If oil executives, analysts and even political leaders knew the terrible state of the market in March, how did the chaos on Monday come as such a big surprise? “On Monday, things got crazy again,” Barsamian recalls. “A lot of people participating in the futures contracts were surprised they couldn’t liquidate their long positions – they were scrambling for alternatives rather than giving oil away. I kinda felt bad for them; I couldn’t do much but educate them.”

Many rushed to sell their contracts when they realised they could not cancel their bet on oil prices rising, roll over the contract or take physical delivery of the oil. They could not rely on the oil storage normally listed on sites like Barsamian’s, like him, everyone was busy offloading back in March.

Even doctors and dentists were calling Barsamian, asking somewhat innocently where they could get storage from as they heard it might be a good investment. “I had to educate them too,” he says.

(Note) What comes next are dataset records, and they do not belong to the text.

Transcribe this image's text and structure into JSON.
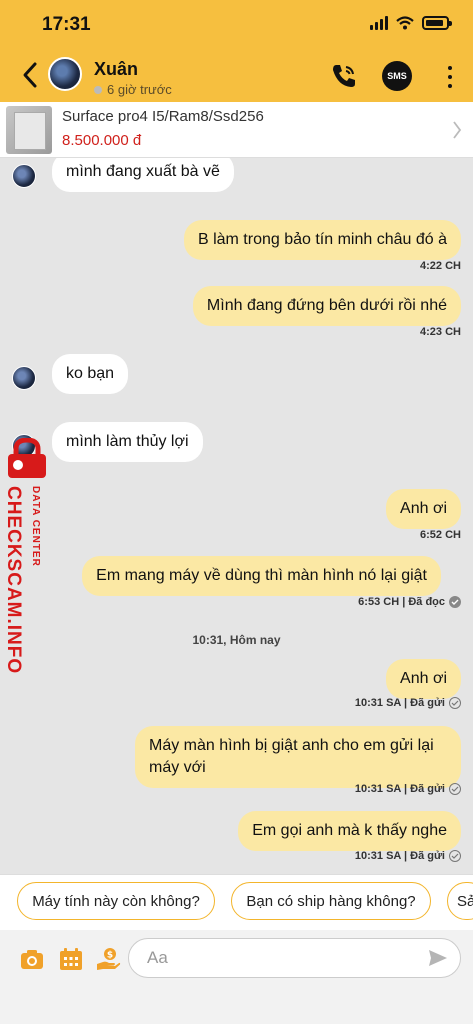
{
  "status": {
    "time": "17:31"
  },
  "header": {
    "name": "Xuân",
    "presence": "6 giờ trước",
    "sms_label": "SMS"
  },
  "product": {
    "title": "Surface pro4 I5/Ram8/Ssd256",
    "price": "8.500.000 đ"
  },
  "messages": [
    {
      "side": "in",
      "text": "mình đang xuất bà vẽ"
    },
    {
      "side": "out",
      "text": "B làm trong bảo tín minh châu đó à",
      "time": "4:22 CH"
    },
    {
      "side": "out",
      "text": "Mình đang đứng bên dưới rồi nhé",
      "time": "4:23 CH"
    },
    {
      "side": "in",
      "text": "ko bạn"
    },
    {
      "side": "in",
      "text": "mình làm thủy lợi"
    },
    {
      "side": "out",
      "text": "Anh ơi",
      "time": "6:52 CH"
    },
    {
      "side": "out",
      "text": "Em mang máy về dùng thì màn hình nó lại giật",
      "time": "6:53 CH | Đã đọc"
    },
    {
      "side": "out",
      "text": "Anh ơi",
      "time": "10:31 SA | Đã gửi"
    },
    {
      "side": "out",
      "text_line1": "Máy màn hình bị giật anh cho em gửi lại",
      "text_line2": "máy với",
      "time": "10:31 SA | Đã gửi"
    },
    {
      "side": "out",
      "text": "Em gọi anh mà k thấy nghe",
      "time": "10:31 SA | Đã gửi"
    }
  ],
  "day_divider": "10:31, Hôm nay",
  "watermark": {
    "main": "CHECKSCAM.INFO",
    "sub": "DATA CENTER"
  },
  "suggestions": [
    "Máy tính này còn không?",
    "Bạn có ship hàng không?",
    "Sả"
  ],
  "composer": {
    "placeholder": "Aa"
  },
  "colors": {
    "header": "#f6bf3f",
    "outgoing_bubble": "#fbe8a4",
    "price": "#d0211c",
    "accent_tools": "#f0a12a",
    "watermark": "#d71a1a"
  }
}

There are usually balancing mechanisms that prevent this kind of thing from happening, says John Coleman, principal North America oil analyst at Wood Mackenzie.

The main relief valve is letting oil out of Cushing into refineries, thereby emptying storage for more oil. But the destruction of demand for oil products such as gasoline for cars and jet fuel for planes meant refineries were full and no one in their right minds would let go of storage in Cushing.

“The combination of additional pressure of trying to roll over contracts, not having the backstop of physical storage to accept deliveries and the gridlock that was created from the lack of demand elsewhere to move barrels out of Cushing really created this perfect storm where calamity ensured and prices went negative,” says Coleman.

Since that calamity, US benchmark oil prices, the West Texas Intermediate (WTI) contract for June delivery, traded at $16 a barrel while global benchmark Brent contract traded at $21 a barrel.

Nevertheless, the fallout of Covid-19 continues with oil demand remaining extremely low, storage leased for months and oil companies only reluctantly dropping their production. Few analysts would entirely rule out a return to negative prices, although Coleman allows himself a glimmer of hope.

“We’re going to see 30 days of extreme price pressure on US producers, more responses such as shutting in of wells, removing product from the market and reducing physical pressure into Cushing,” Coleman said. “It’s not to say that fundamentally there will be a material improvement. But – perhaps?”